Cholera Is Gone and So Is the Long Walk for Water in Butwa

In Butwa Village, the river used to be a gamble. Every sip meant sickness. Every trip to fetch water could end in violence. Yet for years, the Mudi River was all they had.

During the 2024 cholera outbreak in Malawi, the gamble turned deadly. Several lives were lost. At Chimembe Health Center, beds filled with patients from Butwa. The grief was heavy, but so was the hopelessness–because even after the burials, the river was still the only option. Can you imagine having to drink from the river that killed your loved one?

Water collecting wasn’t just exhausting– it was dangerous. Women faced harassment and violence along the long path to the river, and many husbands, suspicious of the hours spent away, accused their wives of extramarital affairs. Children skipped school to help carry buckets. Elderly residents often went without, unable to make steep climbs.

Mary Banda remembers those days well.

“I was one of the victims,” she says. “More than once, I fought with my husband because he didn’t believe I had only gone to fetch water.”

The Day the Water Came Home

On April 10, 2025, something new stood in the heart of Butwa Village : a brand new WWFA water well. Clean, cold water surged up with every pump . The walk to the river was over.

The changes began immediately. Cholera cases vanished. Gardens sprang up in once dusty yards. Laughter replaced the old arguments about time spent fetching water.

For Esmy Amos, a local woman and mother, the transformation was personal.
“My children go to school every day now,” she says. “I have time to grow vegetables and sell them. I can support my family in ways I never could before.”
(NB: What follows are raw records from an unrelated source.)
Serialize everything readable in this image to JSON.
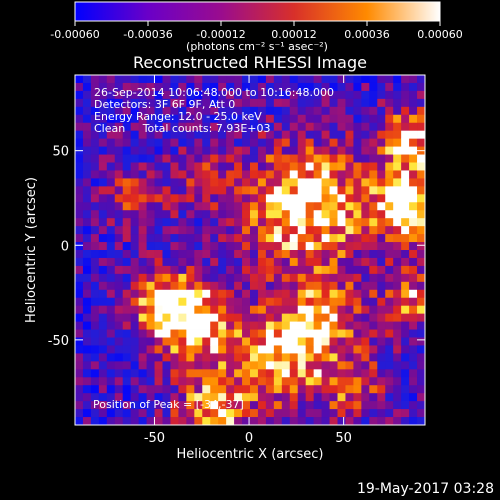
{
  "chart_data": {
    "type": "heatmap",
    "title": "Reconstructed RHESSI Image",
    "xlabel": "Heliocentric X (arcsec)",
    "ylabel": "Heliocentric Y (arcsec)",
    "xlim": [
      -92,
      93
    ],
    "ylim": [
      -95,
      90
    ],
    "xticks": [
      -50,
      0,
      50
    ],
    "yticks": [
      -50,
      0,
      50
    ],
    "annotations": [
      "26-Sep-2014 10:06:48.000 to 10:16:48.000",
      "Detectors: 3F 6F 9F, Att 0",
      "Energy Range: 12.0 - 25.0 keV",
      "Clean     Total counts: 7.93E+03"
    ],
    "peak_label": "Position of Peak = [-34,-37]",
    "colorbar": {
      "ticks": [
        "-0.00060",
        "-0.00036",
        "-0.00012",
        "0.00012",
        "0.00036",
        "0.00060"
      ],
      "units": "(photons cm⁻² s⁻¹ asec⁻²)",
      "range": [
        -0.0006,
        0.0006
      ],
      "colors": [
        "#0000ff",
        "#6a00c8",
        "#9a0c8e",
        "#d8302a",
        "#ff8a00",
        "#ffffff"
      ]
    },
    "grid": false
  },
  "footer": {
    "timestamp": "19-May-2017 03:28"
  }
}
Her teenage son Justin saw his own opportunity. With water just steps away, he started a banana plantation. The plants are green and strong–just like his dreams for the future, vibrant and flourishing.

“We now have plenty of time to do other things like farming,” he says with quiet pride.

His story echoes that of many young people in Butwa who are now aspiring to a life beyond mere survival.

A Village with a Future

It’s hard to overstate what the well means to Butwa. Where disease once drained the life from the village, health now flows freely. Where arguments over chores and money once split families, small businesses now help them thrive.

From every corner of Butwa village, the message is clear: “Thank you, Water Wells for Africa, for coming to our rescue!” The message from Butwa is simple: clean water didn’t just save lives here—it gave them back.